少し会釈をしてスマホを切ると、隆は私の方を見てすまなさそうな顔をする。

「悪い。仕事でトラブった。行かないと。」

「えっ…だって、まだ朝来てない…夜中だよ?そんな時間に仕事だなんて…」

「弁護士に、時間なんて関係ねーの。ごめんな。1人きりにして…残った服はそのままにしとけよ。後でまとめて送る。フロント行って手続きはしとくから、ゆっくりしてけ。ここ、ルームサービスあるから、酒とか好きに頼めよ。金は気にすんな。」

そうして服を着ていく隆。

お金や食べ物なんていい。

側に、一緒に朝を迎えたい。

でも、その急ぎぶりから、本当に大変な仕事なんだと自分に言い聞かせてこくんと頷くと、隆は私の側に来て、チュッとキスをする。

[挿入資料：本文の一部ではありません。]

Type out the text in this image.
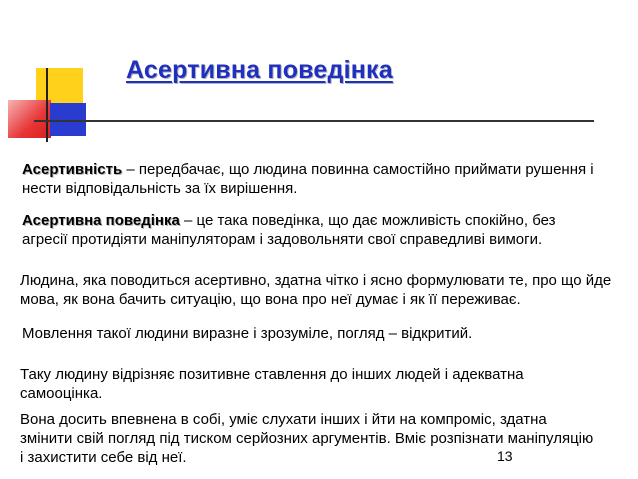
Асертивна поведінка
Асертивність – передбачає, що людина повинна самостійно приймати рушення і нести відповідальність за їх вирішення.
Асертивна поведінка – це така поведінка, що дає можливість спокійно, без агресії протидіяти маніпуляторам і задовольняти свої справедливі вимоги.
Людина, яка поводиться асертивно, здатна чітко і ясно формулювати те, про що йде мова, як вона бачить ситуацію, що вона про неї думає і як її переживає.
Мовлення такої людини виразне і зрозуміле, погляд – відкритий.
Таку людину відрізняє позитивне ставлення до інших людей і адекватна самооцінка.
Вона досить впевнена в собі, уміє слухати інших і йти на компроміс, здатна змінити свій погляд під тиском серйозних аргументів. Вміє розпізнати маніпуляцію і захистити себе від неї.	13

「ごめんな。こんなヤリ逃げみたいな別れ方で。また必ず連絡するから…じゃ。」

そうして部屋から出て行く隆を見送り、ふと、シーツを捲り自分のアソコを見る。

「隆…避妊してない…」

白濁した体液がアソコから出てて、それが隆のものだって、それがどう言う結果につながるか、経験ない私でも分かることで、ベッドから立ち上がり、カバンからスマホを出して、基礎体温を付けてるアプリを起動させる。

「うわ…ギリギリ…微妙…」

グラフを見ると、排卵日間近に届いていて、私はそっと下腹部に手を添える。

「出来たら、責任とってくれるよね?」

避妊しなかったんだもん、好きだって言ってくれたもん。きっと喜んでくれる。

…はず…

ちょっとの不安と、それに勝る喜びを胸に秘めて、私はシャワーを浴びるため、浴室に向かった。